ID #690 Targetable EGFR alterations drive infiltrative disease in paediatric diffuse midline and hemispheric glioma

Abstract

Certain subgroups of paediatric-type diffuse high-grade gliomas (PDHGG) have highly infiltrative phenotypes spanning multiple anatomical sites and are commonly characterised by EGFR alterations. These include diffuse midline glioma, EGFR-altered (DMG-EGFR), overlapping with bithalamic glioma, and gliomatosis cerebri (GC). Although clinical studies with EGFR inhibitors have not shown substantial benefit, aberrant EGFR signalling may act as a driver of invasive growth in patient populations that could be selected for in future trials. Taking an unbiased approach to mapping EGFR alterations across PDHGG (n = 1487), we observed a mutation frequency of 8.2%, and amplification of 2.7% cases. These alterations were particularly enriched in the DMG-EGFR (32/52, 62%, enriched in exon7 and 20), and pedHGG-RTK2 subgroups (30/66, 45%), with amplifications restricted to pedHGG-RTK2B (5/18, 28%) and strong enrichment of mutations in pedHGG-RTK2A (21/48, 44%, enriched in exon7 and 15). We further established novel patient-derived models of EGFR-altered tumours for preclinical testing in vitro (n = 9) and in vivo (n = 4), with orthotopic PDXs implanted cortically recapitulating the GC infiltrative growth patterns by histology and MRI. Screening a panel of EGFR inhibitors in vitro, we observe the highest degree of single agent potency with afatinib and neratinib, particularly in a model with exon20 mutations.

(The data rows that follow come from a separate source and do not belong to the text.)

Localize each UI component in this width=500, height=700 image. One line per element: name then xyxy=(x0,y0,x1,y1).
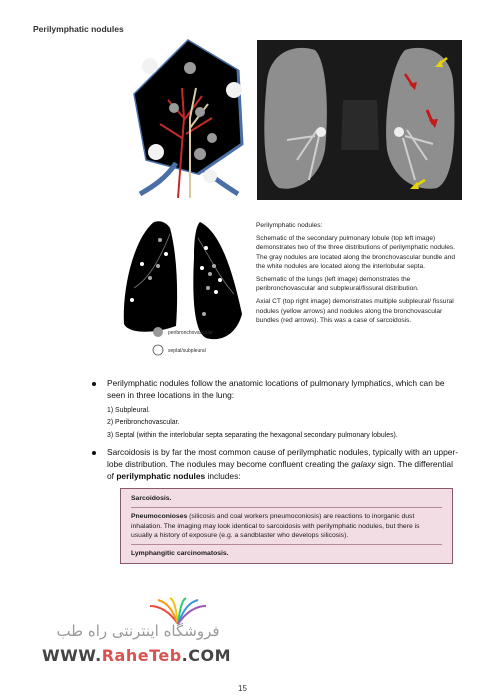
galaxy-sign-term: galaxy xyxy=(351,459,376,470)
caption-paragraph-3: Axial CT (top right image) demonstrates multiple subpleural/ fissural nodules (yellow arrows) and nodules along the bronchovascular bundles (red arrows). This was a case of sarcoidosis. xyxy=(256,298,454,324)
url-prefix: WWW. xyxy=(42,646,102,665)
divider xyxy=(131,544,442,545)
lungs-schematic xyxy=(120,218,250,368)
bullet-text-end: includes: xyxy=(205,470,241,481)
diff-lymphangitic: Lymphangitic carcinomatosis. xyxy=(131,550,229,558)
bullet-item xyxy=(92,378,462,402)
bullet-text-sarcoidosis: Sarcoidosis is by far the most common cause of perilymphatic nodules, typically with an upper-lobe distribution. The nodules may become confluent creating the xyxy=(107,447,458,470)
diff-pneumoconioses-term: Pneumoconioses xyxy=(131,513,188,521)
bullet-text-continued: sign. The differential of xyxy=(107,459,453,481)
url-accent: RaheTeb xyxy=(101,646,182,665)
diff-pneumoconioses xyxy=(131,512,442,540)
sublist-item-peribronchovascular: 2) Peribronchovascular. xyxy=(107,419,180,427)
caption-title: Perilymphatic nodules: xyxy=(256,222,323,229)
sublist-item-subpleural: 1) Subpleural. xyxy=(107,406,150,414)
diff-sarcoidosis: Sarcoidosis. xyxy=(131,495,172,502)
lobule-schematic xyxy=(130,38,248,200)
figure-caption xyxy=(256,221,456,329)
differential-box xyxy=(120,488,453,564)
watermark-url xyxy=(42,646,231,665)
watermark-arabic-text: فروشگاه اینترنتی راه طب xyxy=(56,622,220,640)
running-header: Perilymphatic nodules xyxy=(33,24,124,34)
axial-ct-image xyxy=(257,40,462,200)
bullet-dot xyxy=(92,382,96,386)
bullet-item xyxy=(92,447,462,482)
bullet-list xyxy=(92,378,462,485)
caption-paragraph-2: Schematic of the lungs (left image) demonstrates the peribronchovascular and subpleural/fissural distribution. xyxy=(256,276,419,293)
bullet-dot xyxy=(92,451,96,455)
watermark xyxy=(38,596,238,668)
page-number: 15 xyxy=(238,684,247,693)
bullet-text-lymphatic-locations: Perilymphatic nodules follow the anatomic locations of pulmonary lymphatics, which can be seen in three locations in the lung: xyxy=(107,378,445,400)
url-suffix: .COM xyxy=(181,646,232,665)
sublist-item-septal: 3) Septal (within the interlobular septa separating the hexagonal secondary pulmonary lobules). xyxy=(107,431,398,439)
divider xyxy=(131,507,442,508)
legend-septal-subpleural: septal/subpleural xyxy=(168,348,206,354)
caption-paragraph-1: Schematic of the secondary pulmonary lobule (top left image) demonstrates two of the three distributions of perilymphatic nodules. The gray nodules are located along the bronchovascular bundle and the white nodules are located along the interlobular septa. xyxy=(256,235,456,270)
perilymphatic-nodules-term: perilymphatic nodules xyxy=(116,470,206,481)
diff-pneumoconioses-text: (silicosis and coal workers pneumoconiosis) are reactions to inorganic dust inhalation. The imaging may look identical to sarcoidosis with perilymphatic nodules, but there is usually a history of exposure (e.g. a sandblaster who develops silicosis). xyxy=(131,513,420,539)
legend-peribronchovascular: peribronchovascular xyxy=(168,330,214,336)
location-sublist xyxy=(107,405,462,443)
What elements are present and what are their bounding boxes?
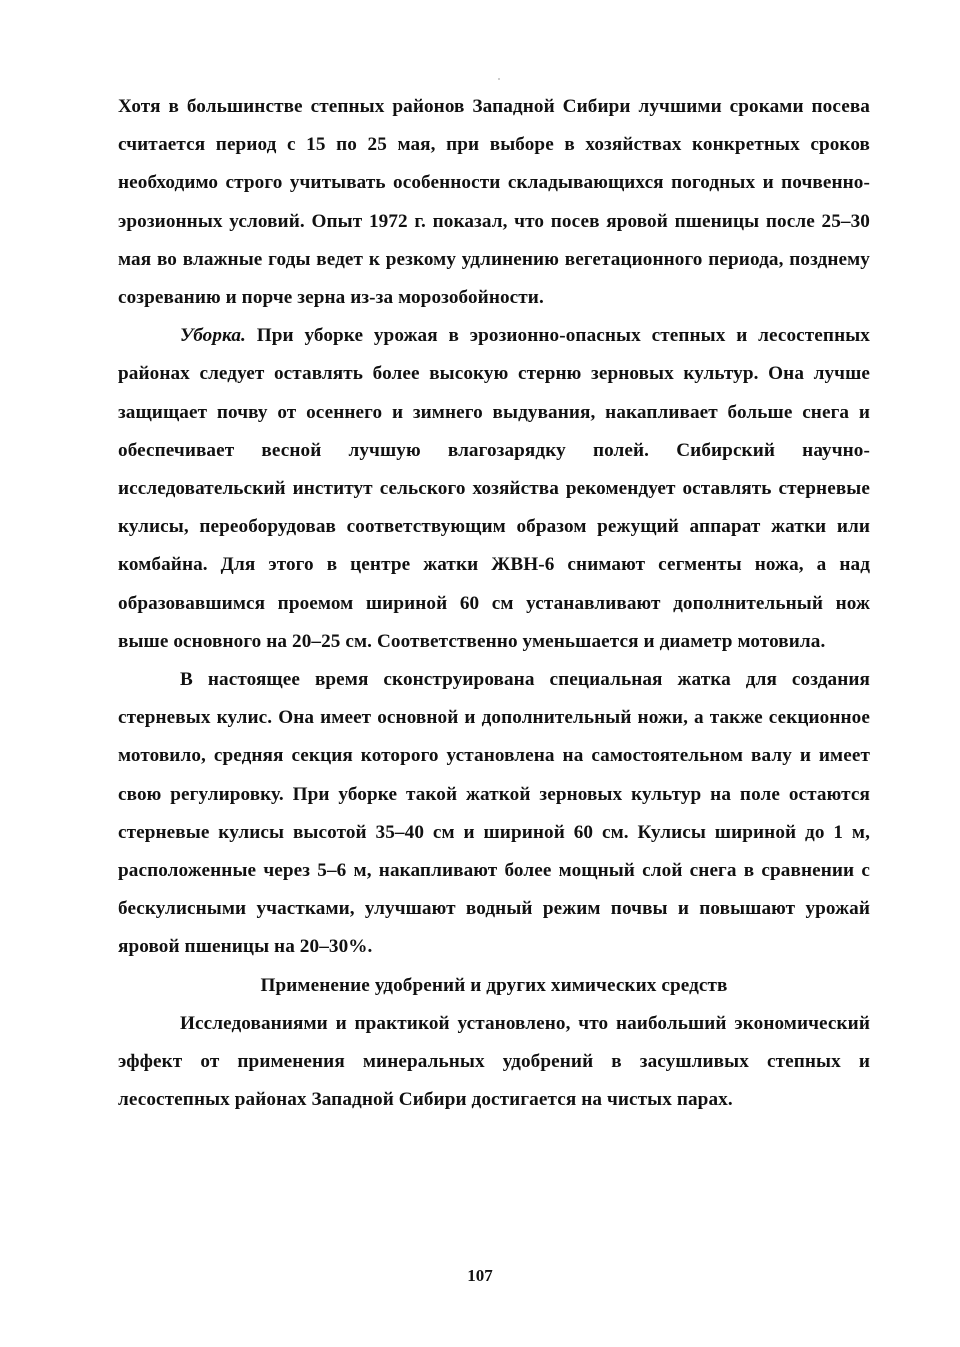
paragraph-sowing-dates: Хотя в большинстве степных районов Западной Сибири лучшими сроками посева считается период с 15 по 25 мая, при выборе в хозяйствах конкретных сроков необходимо строго учитывать особенности складывающихся погодных и почвенно-эрозионных условий. Опыт 1972 г. показал, что посев яровой пшеницы после 25–30 мая во влажные годы ведет к резкому удлинению вегетационного периода, позднему созреванию и порче зерна из-за морозобойности. [118,96,870,309]
paragraph-harvesting-body: При уборке урожая в эрозионно-опасных степных и лесостепных районах следует оставлять более высокую стерню зерновых культур. Она лучше защищает почву от осеннего и зимнего выдувания, накапливает больше снега и обеспечивает весной лучшую влагозарядку полей. Сибирский научно-исследовательский институт сельского хозяйства рекомендует оставлять стерневые кулисы, переоборудовав соответствующим образом режущий аппарат жатки или комбайна. Для этого в центре жатки ЖВН-6 снимают сегменты ножа, а над образовавшимся проемом шириной 60 см устанавливают дополнительный нож выше основного на 20–25 см. Соответственно уменьшается и диаметр мотовила. [118,325,870,652]
scan-speck [498,78,500,80]
page-number: 107 [467,1266,493,1285]
paragraph-harvesting [118,317,870,661]
section-heading: Применение удобрений и других химических средств [260,974,728,996]
paragraph-fertilizers: Исследованиями и практикой установлено, что наибольший экономический эффект от применения минеральных удобрений в засушливых степных и лесостепных районах Западной Сибири достигается на чистых парах. [118,1012,870,1111]
paragraph-special-header: В настоящее время сконструирована специальная жатка для создания стерневых кулис. Она имеет основной и дополнительный ножи, а также секционное мотовило, средняя секция которого установлена на самостоятельном валу и имеет свою регулировку. При уборке такой жаткой зерновых культур на поле остаются стерневые кулисы высотой 35–40 см и шириной 60 см. Кулисы шириной до 1 м, расположенные через 5–6 м, накапливают более мощный слой снега в сравнении с бескулисными участками, улучшают водный режим почвы и повышают урожай яровой пшеницы на 20–30%. [118,669,870,958]
body-text [118,88,870,1119]
paragraph-lead-in: Уборка. [180,325,246,347]
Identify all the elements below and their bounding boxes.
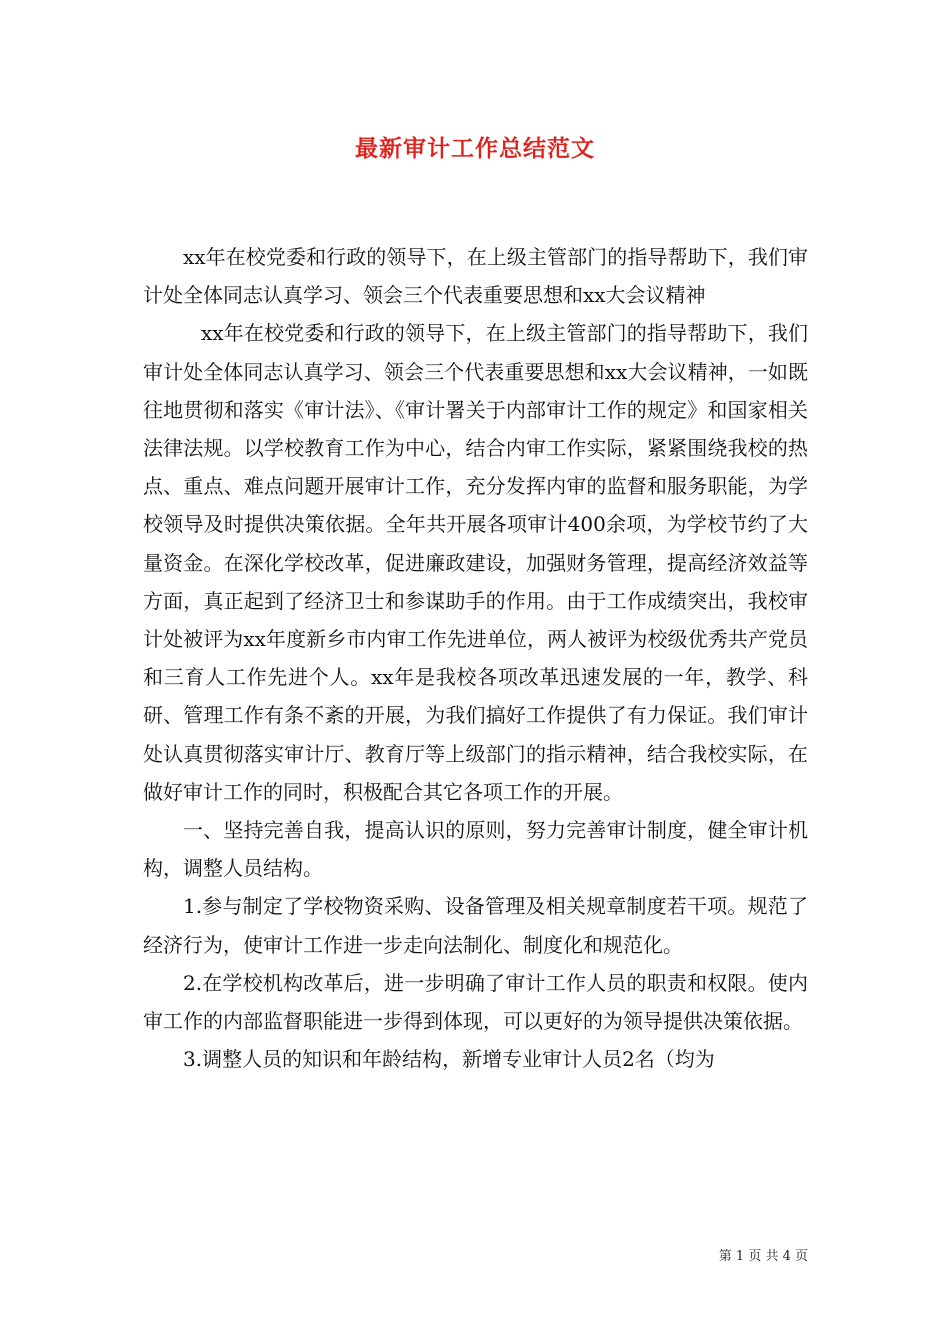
paragraph-item-2: 2.在学校机构改革后，进一步明确了审计工作人员的职责和权限。使内审工作的内部监督职能进一步得到体现，可以更好的为领导提供决策依据。 [143, 970, 808, 1034]
document-body [143, 238, 808, 1078]
paragraph-section-1: 一、坚持完善自我，提高认识的原则，努力完善审计制度，健全审计机构，调整人员结构。 [143, 818, 808, 881]
page-number: 第 1 页 共 4 页 [718, 1249, 808, 1264]
paragraph-item-1: 1.参与制定了学校物资采购、设备管理及相关规章制度若干项。规范了经济行为，使审计工作进一步走向法制化、制度化和规范化。 [143, 894, 808, 957]
paragraph-intro: xx年在校党委和行政的领导下，在上级主管部门的指导帮助下，我们审计处全体同志认真学习、领会三个代表重要思想和xx大会议精神 [143, 245, 808, 308]
document-title: 最新审计工作总结范文 [355, 136, 595, 162]
paragraph-summary: xx年在校党委和行政的领导下，在上级主管部门的指导帮助下，我们审计处全体同志认真学习、领会三个代表重要思想和xx大会议精神，一如既往地贯彻和落实《审计法》、《审计署关于内部审计工作的规定》和国家相关法律法规。以学校教育工作为中心，结合内审工作实际，紧紧围绕我校的热点、重点、难点问题开展审计工作，充分发挥内审的监督和服务职能，为学校领导及时提供决策依据。全年共开展各项审计400余项，为学校节约了大量资金。在深化学校改革，促进廉政建设，加强财务管理，提高经济效益等方面，真正起到了经济卫士和参谋助手的作用。由于工作成绩突出，我校审计处被评为xx年度新乡市内审工作先进单位，两人被评为校级优秀共产党员和三育人工作先进个人。xx年是我校各项改革迅速发展的一年，教学、科研、管理工作有条不紊的开展，为我们搞好工作提供了有力保证。我们审计处认真贯彻落实审计厅、教育厅等上级部门的指示精神，结合我校实际，在做好审计工作的同时，积极配合其它各项工作的开展。 [143, 321, 808, 804]
paragraph-item-3: 3.调整人员的知识和年龄结构，新增专业审计人员2名（均为 [183, 1047, 715, 1072]
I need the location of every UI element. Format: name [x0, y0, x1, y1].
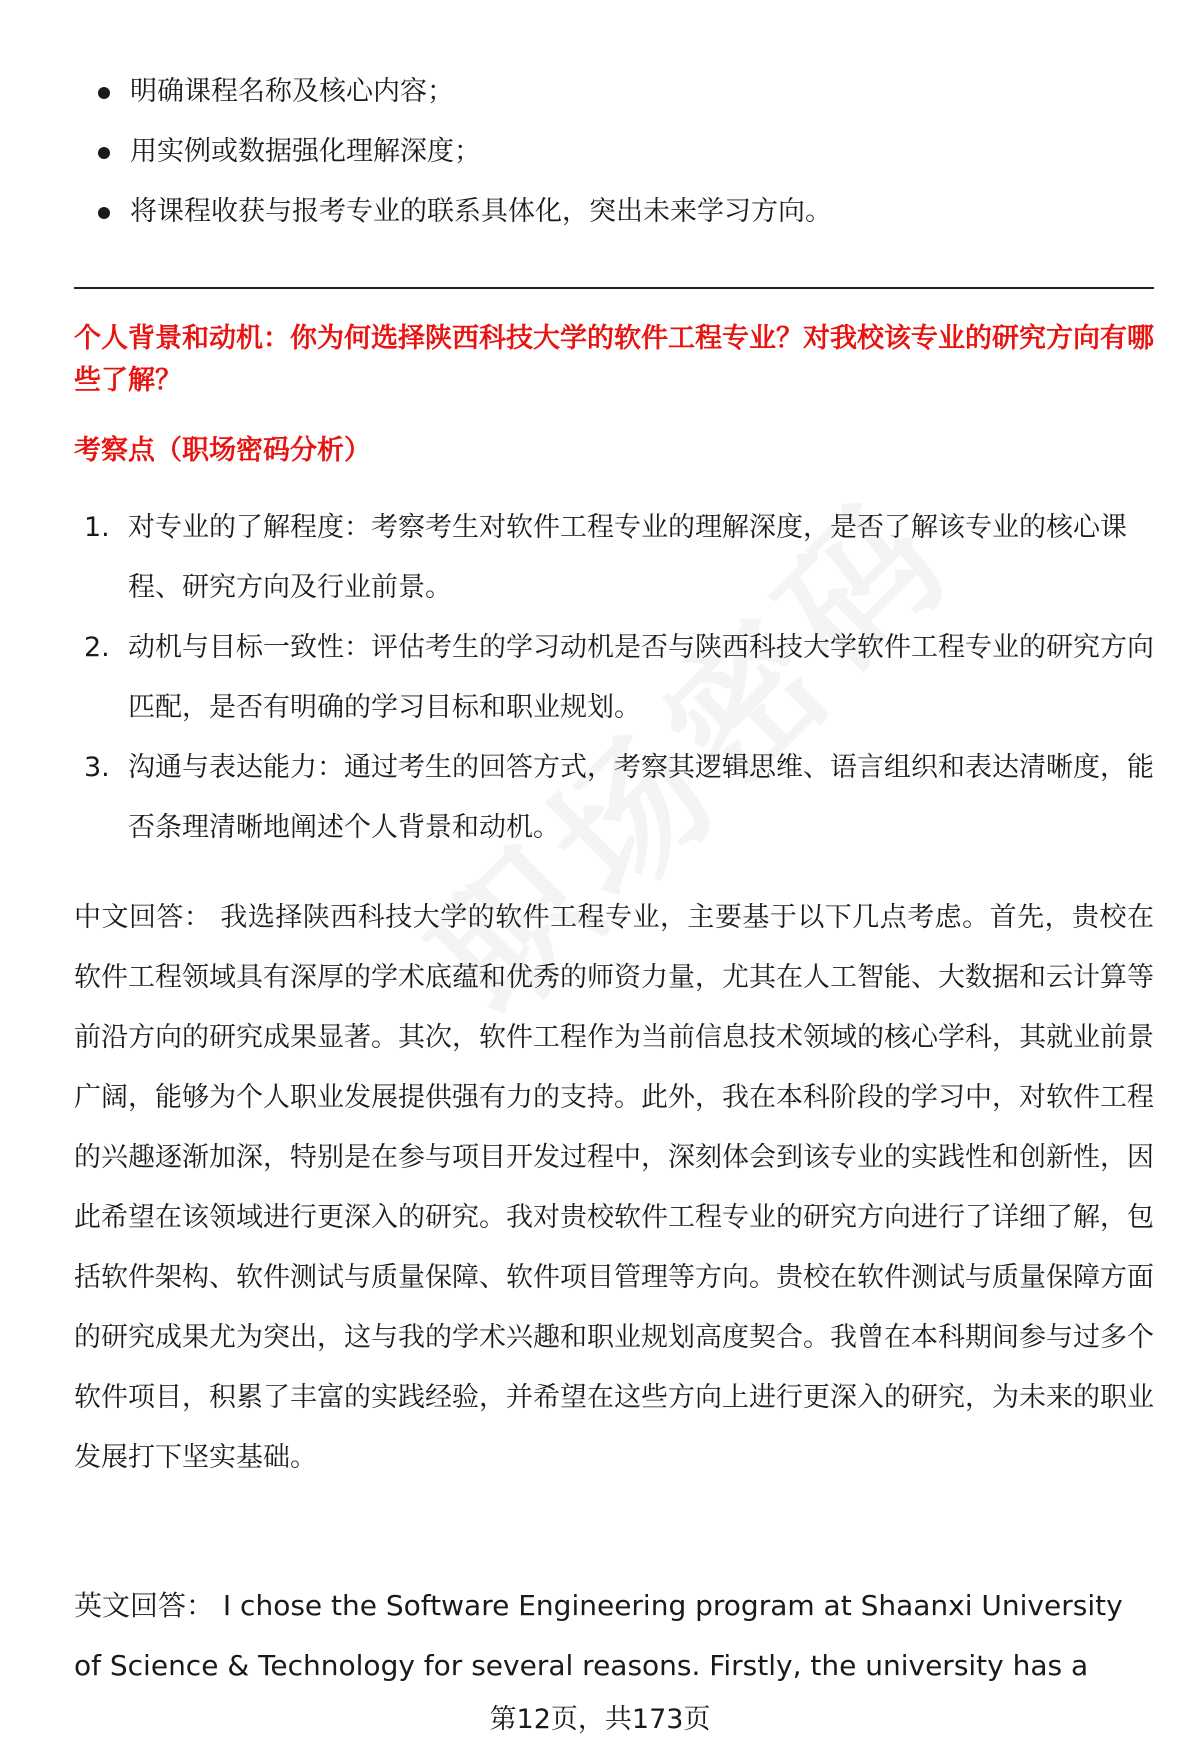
list-number: 1.: [84, 512, 110, 543]
list-text: 动机与目标一致性：评估考生的学习动机是否与陕西科技大学软件工程专业的研究方向匹配，是否有明确的学习目标和职业规划。: [128, 632, 1154, 723]
list-item: [84, 498, 1154, 618]
bullet-item: 将课程收获与报考专业的联系具体化，突出未来学习方向。: [96, 182, 1136, 242]
assessment-points-list: [84, 498, 1154, 858]
list-item: [84, 618, 1154, 738]
page-number: 第12页，共173页: [0, 1700, 1200, 1740]
bullet-item: 明确课程名称及核心内容；: [96, 62, 1136, 122]
question-heading: 个人背景和动机：你为何选择陕西科技大学的软件工程专业？对我校该专业的研究方向有哪些了解？: [74, 323, 1154, 396]
bullet-item: 用实例或数据强化理解深度；: [96, 122, 1136, 182]
list-number: 3.: [84, 752, 110, 783]
bullet-list: [96, 62, 1136, 242]
english-answer: 英文回答： I chose the Software Engineering program at Shaanxi University of Science & Technology for several reasons. Firstly, the university has a: [74, 1589, 1123, 1682]
section-divider: [74, 287, 1154, 289]
chinese-answer: 中文回答： 我选择陕西科技大学的软件工程专业，主要基于以下几点考虑。首先，贵校在软件工程领域具有深厚的学术底蕴和优秀的师资力量，尤其在人工智能、大数据和云计算等前沿方向的研究成果显著。其次，软件工程作为当前信息技术领域的核心学科，其就业前景广阔，能够为个人职业发展提供强有力的支持。此外，我在本科阶段的学习中，对软件工程的兴趣逐渐加深，特别是在参与项目开发过程中，深刻体会到该专业的实践性和创新性，因此希望在该领域进行更深入的研究。我对贵校软件工程专业的研究方向进行了详细了解，包括软件架构、软件测试与质量保障、软件项目管理等方向。贵校在软件测试与质量保障方面的研究成果尤为突出，这与我的学术兴趣和职业规划高度契合。我曾在本科期间参与过多个软件项目，积累了丰富的实践经验，并希望在这些方向上进行更深入的研究，为未来的职业发展打下坚实基础。: [74, 902, 1154, 1473]
list-item: [84, 738, 1154, 858]
section-title: 考察点（职场密码分析）: [74, 435, 371, 466]
list-text: 对专业的了解程度：考察考生对软件工程专业的理解深度，是否了解该专业的核心课程、研究方向及行业前景。: [128, 512, 1127, 603]
list-number: 2.: [84, 632, 110, 663]
list-text: 沟通与表达能力：通过考生的回答方式，考察其逻辑思维、语言组织和表达清晰度，能否条理清晰地阐述个人背景和动机。: [128, 752, 1154, 843]
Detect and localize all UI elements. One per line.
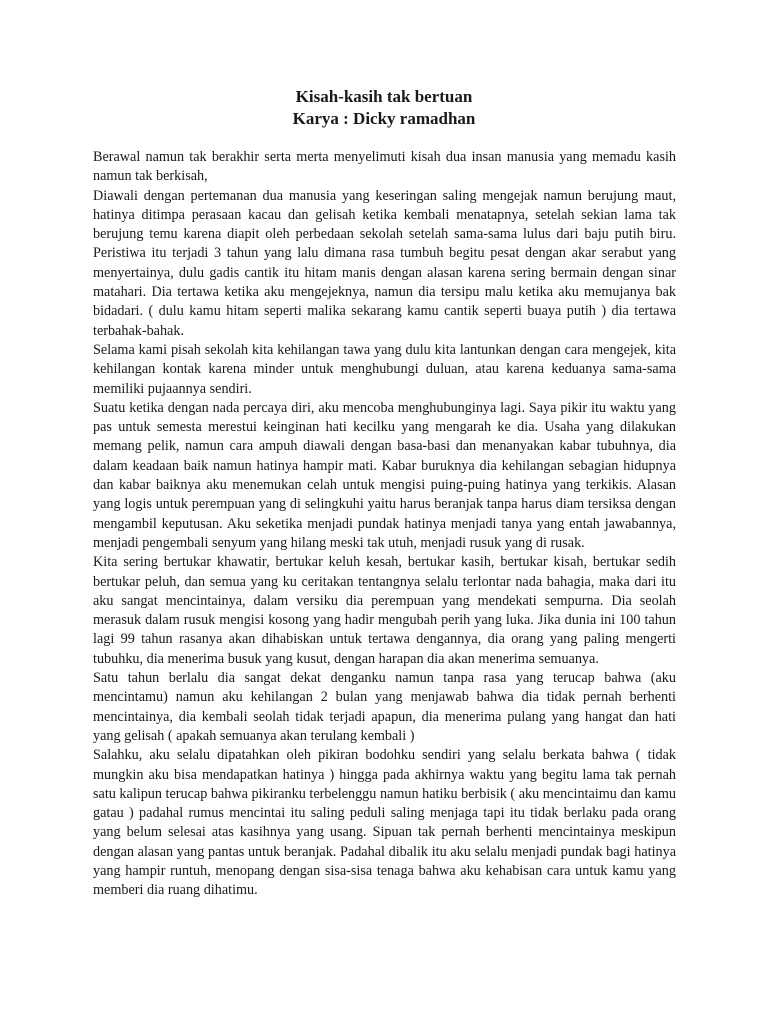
paragraph-3: Selama kami pisah sekolah kita kehilangan tawa yang dulu kita lantunkan dengan cara mengejek, kita kehilangan kontak karena minder untuk menghubungi duluan, atau karena keduanya sama-sama memiliki pujaannya sendiri. bbox=[93, 341, 676, 397]
author-line: Karya : Dicky ramadhan bbox=[292, 109, 476, 128]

Screening these agents with drug-on screens against a ‘drugs and tools’ library of ∼900 compounds, we observed synergy with multiple chemotypes of FGFR inhibitors, pointing towards novel combinatorial therapies. Using in utero electroporation of day E12.5/13.5 embryos, addition of EGFR_A289V mutations accelerated tumour growth of both hemispheric TP53/PTEN/NF1 and midline H3.1K27M/EZHIP/TP53 mutant models, representing the first putative genetically engineered models of DMG-EGFR. By integrating molecular genetics, in vivo modelling, and pharmacological validation, this work suggests a role of EGFR-alterations in promoting diffuse infiltrative growth and co-inhibition of FGFR as an actionable vulnerability in EGFR-altered gliomas, addressing an urgent unmet need in paediatric neuro-oncology.